Gene virüse döneyim. Diyorlar ki virüs zaten bir nedenle başı dertte olanları daha fazla etkiliyor. Yani, adamın “şeker” illeti var; virüs onu daha kötü vuruyor, öldürüyor da. Virüsün bireylere karşı güttüğü bu stratejiyi kurumsal düzeyde de gösterdiğini düşünebiliriz. Bakalım Amerika örneğine. Koskoca Amerika’nın doğru düzgün bir sağlık sistemi yok. Çünkü Amerikan kapitalizmi öyle dört dörtlük sağlık sistemi oluşturacak devlet istemiyor. Normal ahvalde yığınla acıklı olay oluyor, sürüyle haksızlık oluyor, ama ahali bunları “normal” görmeye alıştığı için uzun boylu itiraz yükselmeden düzen devam ediyor. Ama şimdi olduğu gibi salgın filan çıkınca işler değişiyor. O zaman virüs Amerika’yı oradan, o zayıf yerinden yakalıyor, canına okuyor. Bunu Amerikalılar anlayacak mı? “Biz bu konuda bile bile böyle davrandık.

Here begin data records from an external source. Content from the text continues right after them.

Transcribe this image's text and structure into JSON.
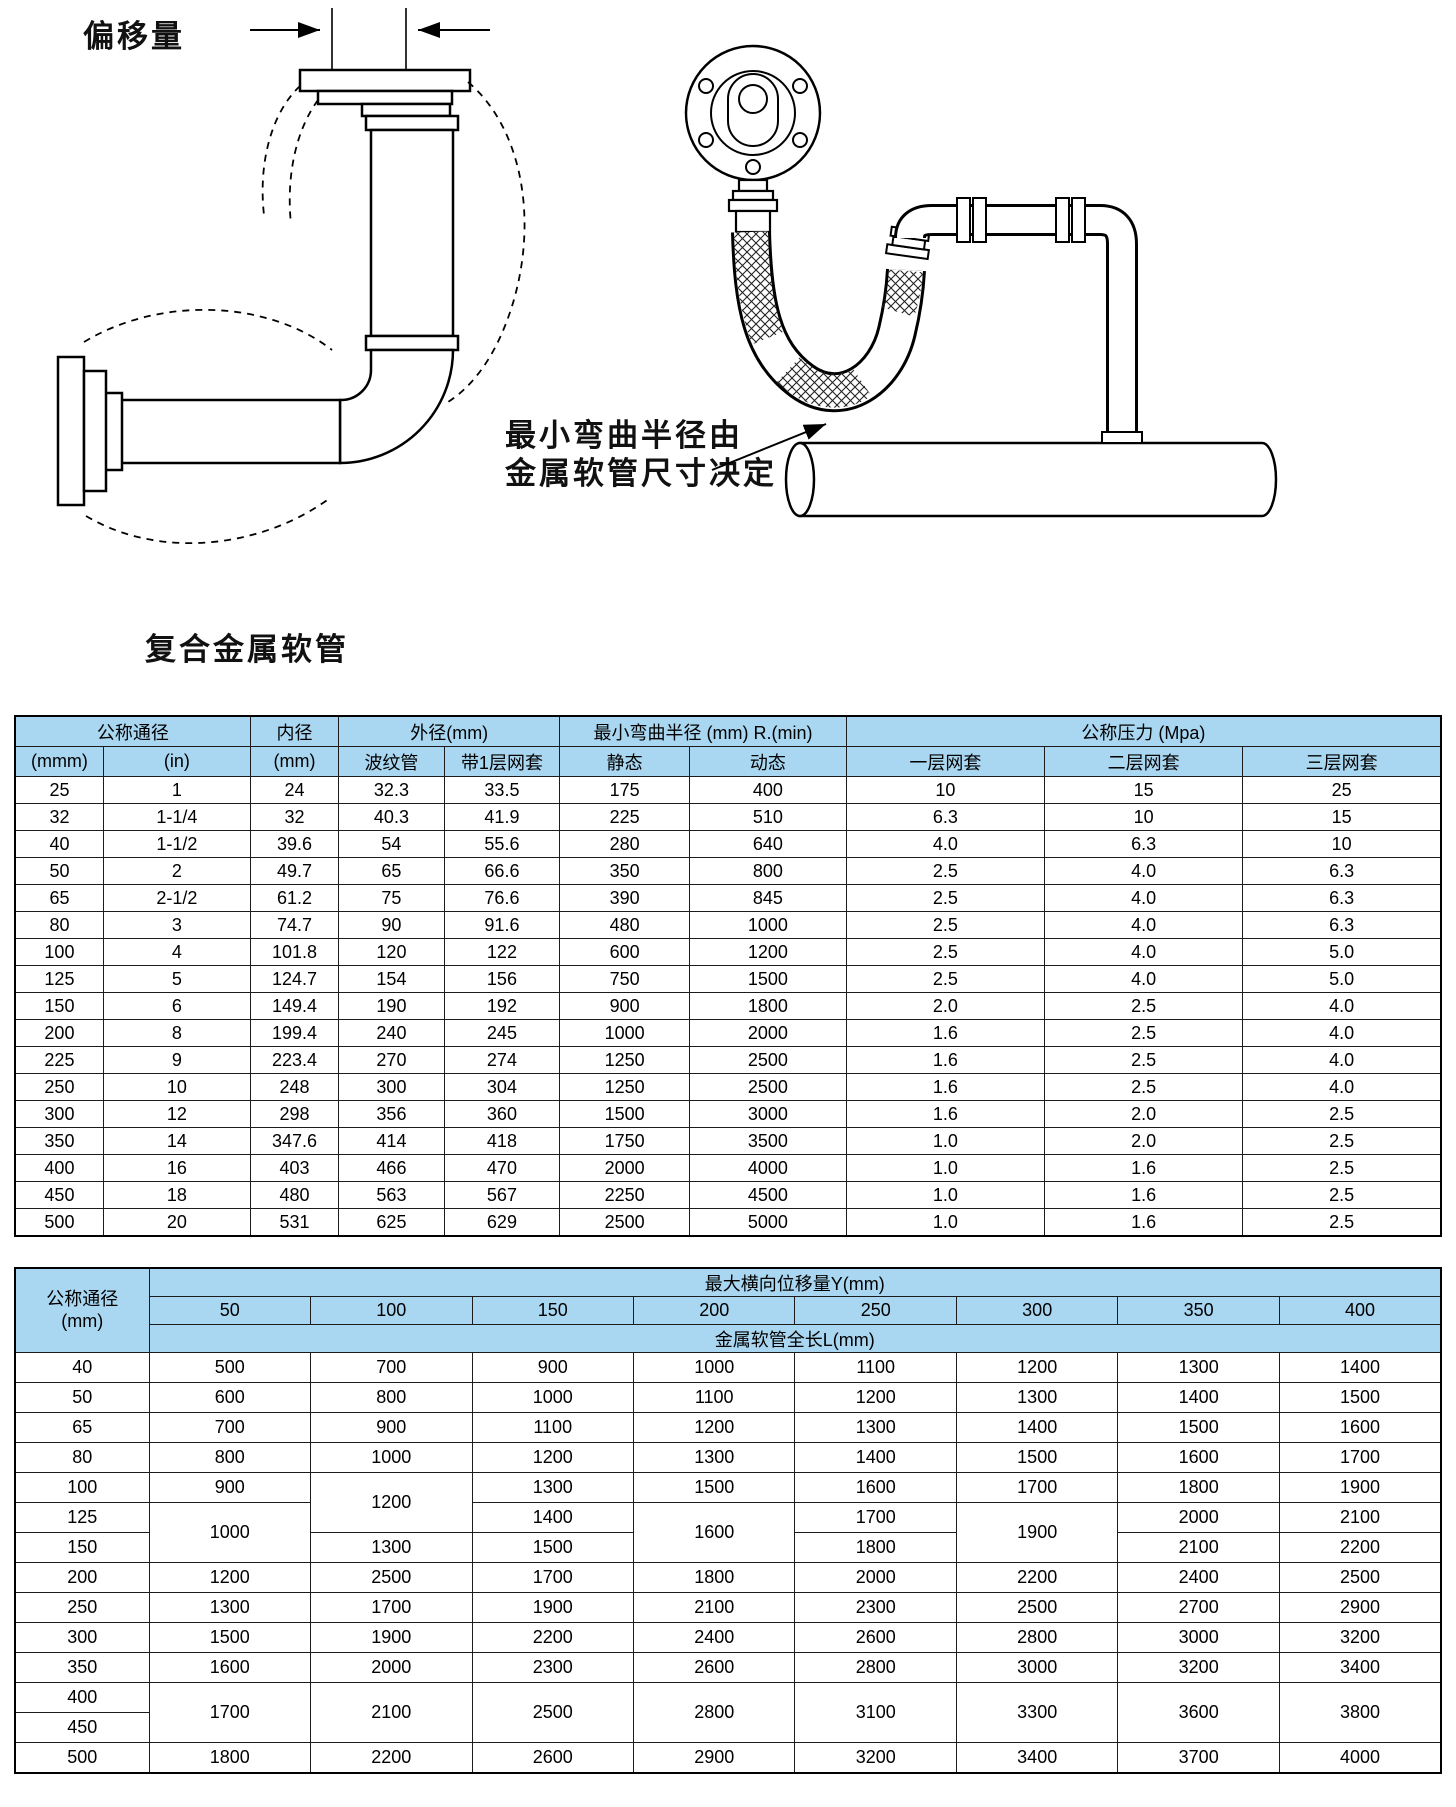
{
  "colors": {
    "table_header_bg": "#a9d6f0",
    "line": "#000000"
  },
  "diagram_left": {
    "offset_label": "偏移量",
    "caption": "复合金属软管"
  },
  "diagram_right": {
    "note_line1": "最小弯曲半径由",
    "note_line2": "金属软管尺寸决定"
  },
  "table1": {
    "groups": [
      {
        "label": "公称通径",
        "span": 2
      },
      {
        "label": "内径",
        "span": 1
      },
      {
        "label": "外径(mm)",
        "span": 2
      },
      {
        "label": "最小弯曲半径 (mm) R.(min)",
        "span": 2
      },
      {
        "label": "公称压力 (Mpa)",
        "span": 3
      }
    ],
    "subheaders": [
      "(mmm)",
      "(in)",
      "(mm)",
      "波纹管",
      "带1层网套",
      "静态",
      "动态",
      "一层网套",
      "二层网套",
      "三层网套"
    ],
    "rows": [
      [
        "25",
        "1",
        "24",
        "32.3",
        "33.5",
        "175",
        "400",
        "10",
        "15",
        "25"
      ],
      [
        "32",
        "1-1/4",
        "32",
        "40.3",
        "41.9",
        "225",
        "510",
        "6.3",
        "10",
        "15"
      ],
      [
        "40",
        "1-1/2",
        "39.6",
        "54",
        "55.6",
        "280",
        "640",
        "4.0",
        "6.3",
        "10"
      ],
      [
        "50",
        "2",
        "49.7",
        "65",
        "66.6",
        "350",
        "800",
        "2.5",
        "4.0",
        "6.3"
      ],
      [
        "65",
        "2-1/2",
        "61.2",
        "75",
        "76.6",
        "390",
        "845",
        "2.5",
        "4.0",
        "6.3"
      ],
      [
        "80",
        "3",
        "74.7",
        "90",
        "91.6",
        "480",
        "1000",
        "2.5",
        "4.0",
        "6.3"
      ],
      [
        "100",
        "4",
        "101.8",
        "120",
        "122",
        "600",
        "1200",
        "2.5",
        "4.0",
        "5.0"
      ],
      [
        "125",
        "5",
        "124.7",
        "154",
        "156",
        "750",
        "1500",
        "2.5",
        "4.0",
        "5.0"
      ],
      [
        "150",
        "6",
        "149.4",
        "190",
        "192",
        "900",
        "1800",
        "2.0",
        "2.5",
        "4.0"
      ],
      [
        "200",
        "8",
        "199.4",
        "240",
        "245",
        "1000",
        "2000",
        "1.6",
        "2.5",
        "4.0"
      ],
      [
        "225",
        "9",
        "223.4",
        "270",
        "274",
        "1250",
        "2500",
        "1.6",
        "2.5",
        "4.0"
      ],
      [
        "250",
        "10",
        "248",
        "300",
        "304",
        "1250",
        "2500",
        "1.6",
        "2.5",
        "4.0"
      ],
      [
        "300",
        "12",
        "298",
        "356",
        "360",
        "1500",
        "3000",
        "1.6",
        "2.0",
        "2.5"
      ],
      [
        "350",
        "14",
        "347.6",
        "414",
        "418",
        "1750",
        "3500",
        "1.0",
        "2.0",
        "2.5"
      ],
      [
        "400",
        "16",
        "403",
        "466",
        "470",
        "2000",
        "4000",
        "1.0",
        "1.6",
        "2.5"
      ],
      [
        "450",
        "18",
        "480",
        "563",
        "567",
        "2250",
        "4500",
        "1.0",
        "1.6",
        "2.5"
      ],
      [
        "500",
        "20",
        "531",
        "625",
        "629",
        "2500",
        "5000",
        "1.0",
        "1.6",
        "2.5"
      ]
    ]
  },
  "table2": {
    "corner": [
      "公称通径",
      "(mm)"
    ],
    "band_top": "最大横向位移量Y(mm)",
    "cols": [
      "50",
      "100",
      "150",
      "200",
      "250",
      "300",
      "350",
      "400"
    ],
    "band_bottom": "金属软管全长L(mm)",
    "rows": [
      {
        "cells": [
          {
            "t": "40"
          },
          {
            "t": "500"
          },
          {
            "t": "700"
          },
          {
            "t": "900"
          },
          {
            "t": "1000"
          },
          {
            "t": "1100"
          },
          {
            "t": "1200"
          },
          {
            "t": "1300"
          },
          {
            "t": "1400"
          }
        ]
      },
      {
        "cells": [
          {
            "t": "50"
          },
          {
            "t": "600"
          },
          {
            "t": "800"
          },
          {
            "t": "1000"
          },
          {
            "t": "1100"
          },
          {
            "t": "1200"
          },
          {
            "t": "1300"
          },
          {
            "t": "1400"
          },
          {
            "t": "1500"
          }
        ]
      },
      {
        "cells": [
          {
            "t": "65"
          },
          {
            "t": "700"
          },
          {
            "t": "900"
          },
          {
            "t": "1100"
          },
          {
            "t": "1200"
          },
          {
            "t": "1300"
          },
          {
            "t": "1400"
          },
          {
            "t": "1500"
          },
          {
            "t": "1600"
          }
        ]
      },
      {
        "cells": [
          {
            "t": "80"
          },
          {
            "t": "800"
          },
          {
            "t": "1000"
          },
          {
            "t": "1200"
          },
          {
            "t": "1300"
          },
          {
            "t": "1400"
          },
          {
            "t": "1500"
          },
          {
            "t": "1600"
          },
          {
            "t": "1700"
          }
        ]
      },
      {
        "cells": [
          {
            "t": "100"
          },
          {
            "t": "900"
          },
          {
            "t": "1200",
            "rs": 2
          },
          {
            "t": "1300"
          },
          {
            "t": "1500"
          },
          {
            "t": "1600"
          },
          {
            "t": "1700"
          },
          {
            "t": "1800"
          },
          {
            "t": "1900"
          }
        ]
      },
      {
        "cells": [
          {
            "t": "125"
          },
          {
            "t": "1000",
            "rs": 2
          },
          {
            "t": "1400"
          },
          {
            "t": "1600",
            "rs": 2
          },
          {
            "t": "1700"
          },
          {
            "t": "1900",
            "rs": 2
          },
          {
            "t": "2000"
          },
          {
            "t": "2100"
          }
        ]
      },
      {
        "cells": [
          {
            "t": "150"
          },
          {
            "t": "1300"
          },
          {
            "t": "1500"
          },
          {
            "t": "1800"
          },
          {
            "t": "2100"
          },
          {
            "t": "2200"
          }
        ]
      },
      {
        "cells": [
          {
            "t": "200"
          },
          {
            "t": "1200"
          },
          {
            "t": "2500"
          },
          {
            "t": "1700"
          },
          {
            "t": "1800"
          },
          {
            "t": "2000"
          },
          {
            "t": "2200"
          },
          {
            "t": "2400"
          },
          {
            "t": "2500"
          }
        ]
      },
      {
        "cells": [
          {
            "t": "250"
          },
          {
            "t": "1300"
          },
          {
            "t": "1700"
          },
          {
            "t": "1900"
          },
          {
            "t": "2100"
          },
          {
            "t": "2300"
          },
          {
            "t": "2500"
          },
          {
            "t": "2700"
          },
          {
            "t": "2900"
          }
        ]
      },
      {
        "cells": [
          {
            "t": "300"
          },
          {
            "t": "1500"
          },
          {
            "t": "1900"
          },
          {
            "t": "2200"
          },
          {
            "t": "2400"
          },
          {
            "t": "2600"
          },
          {
            "t": "2800"
          },
          {
            "t": "3000"
          },
          {
            "t": "3200"
          }
        ]
      },
      {
        "cells": [
          {
            "t": "350"
          },
          {
            "t": "1600"
          },
          {
            "t": "2000"
          },
          {
            "t": "2300"
          },
          {
            "t": "2600"
          },
          {
            "t": "2800"
          },
          {
            "t": "3000"
          },
          {
            "t": "3200"
          },
          {
            "t": "3400"
          }
        ]
      },
      {
        "cells": [
          {
            "t": "400"
          },
          {
            "t": "1700",
            "rs": 2
          },
          {
            "t": "2100",
            "rs": 2
          },
          {
            "t": "2500",
            "rs": 2
          },
          {
            "t": "2800",
            "rs": 2
          },
          {
            "t": "3100",
            "rs": 2
          },
          {
            "t": "3300",
            "rs": 2
          },
          {
            "t": "3600",
            "rs": 2
          },
          {
            "t": "3800",
            "rs": 2
          }
        ]
      },
      {
        "cells": [
          {
            "t": "450"
          }
        ]
      },
      {
        "cells": [
          {
            "t": "500"
          },
          {
            "t": "1800"
          },
          {
            "t": "2200"
          },
          {
            "t": "2600"
          },
          {
            "t": "2900"
          },
          {
            "t": "3200"
          },
          {
            "t": "3400"
          },
          {
            "t": "3700"
          },
          {
            "t": "4000"
          }
        ]
      }
    ]
  }
}
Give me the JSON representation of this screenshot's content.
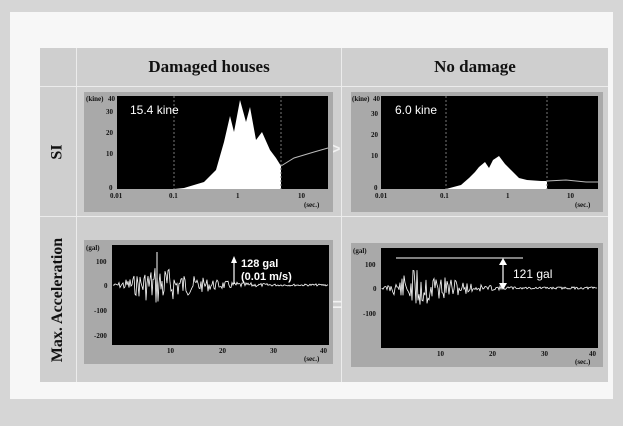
{
  "columns": {
    "damaged": "Damaged houses",
    "nodamage": "No damage"
  },
  "rows": {
    "si": "SI",
    "acc": "Max. Acceleration"
  },
  "comparison": {
    "si_symbol": ">",
    "acc_symbol": "="
  },
  "si_damaged": {
    "value_label": "15.4 kine",
    "unit_y": "(kine)",
    "unit_x": "(sec.)",
    "yticks": [
      "40",
      "30",
      "20",
      "10",
      "0"
    ],
    "xticks": [
      "0.01",
      "0.1",
      "1",
      "10"
    ]
  },
  "si_nodamage": {
    "value_label": "6.0 kine",
    "unit_y": "(kine)",
    "unit_x": "(sec.)",
    "yticks": [
      "40",
      "30",
      "20",
      "10",
      "0"
    ],
    "xticks": [
      "0.01",
      "0.1",
      "1",
      "10"
    ]
  },
  "acc_damaged": {
    "value_label": "128 gal",
    "sub_label": "(0.01 m/s)",
    "unit_y": "(gal)",
    "unit_x": "(sec.)",
    "yticks": [
      "100",
      "0",
      "-100",
      "-200"
    ],
    "xticks": [
      "10",
      "20",
      "30",
      "40"
    ]
  },
  "acc_nodamage": {
    "value_label": "121 gal",
    "unit_y": "(gal)",
    "unit_x": "(sec.)",
    "yticks": [
      "100",
      "0",
      "-100"
    ],
    "xticks": [
      "10",
      "20",
      "30",
      "40"
    ]
  },
  "colors": {
    "plot_bg": "#000000",
    "fill": "#ffffff",
    "panel": "#a9a9a9",
    "grid": "#cfcfcf"
  }
}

Yanlış yaptık” diyecekler mi? Yoksa gene Evangelistler’in kaskatı açıklamalarını dinleyip eski yolda devam edecekler mi?
Yani bu anlamda salgın elindeki ışıldağı şimdiye kadar kurageldiğimiz yapının köşe bucağına tutuyor ve eksik gediği görme imkanını yaratıyor. Görmek elimizde—görmemek de.
Popülist politikalar ve politikacılara girmedik. Bir kısmı Soğuk Savaş döneminden, bir kısmı ise onu izleyen “Kapitalizmin Zaferi” döneminden biriktirerek getirdiğimiz bir yığın soruna girmedik. Bence en büyük sorun olan “Paylaşma Kültürü” eksikliğine (ya da “yokluğuna”) hiç girmedik. “Temsili demokrasinin krizi” dediğim ve bambaşka etkenlerden kaynaklanan sorunlar yumağını da sollayıp geçtik. Bunlar hepsi aslında “eski” sorunlar, ama eski sorunlara çözüm bulmadan “yeni” bir dünyanın şarkısını bestelemek ya da söylemek mümkün değil.
Onun için, “Enternasyonal”in güftesini değilse de bestesini akılda tutmak ve ara sıra mırıldanmakta yarar var, derim.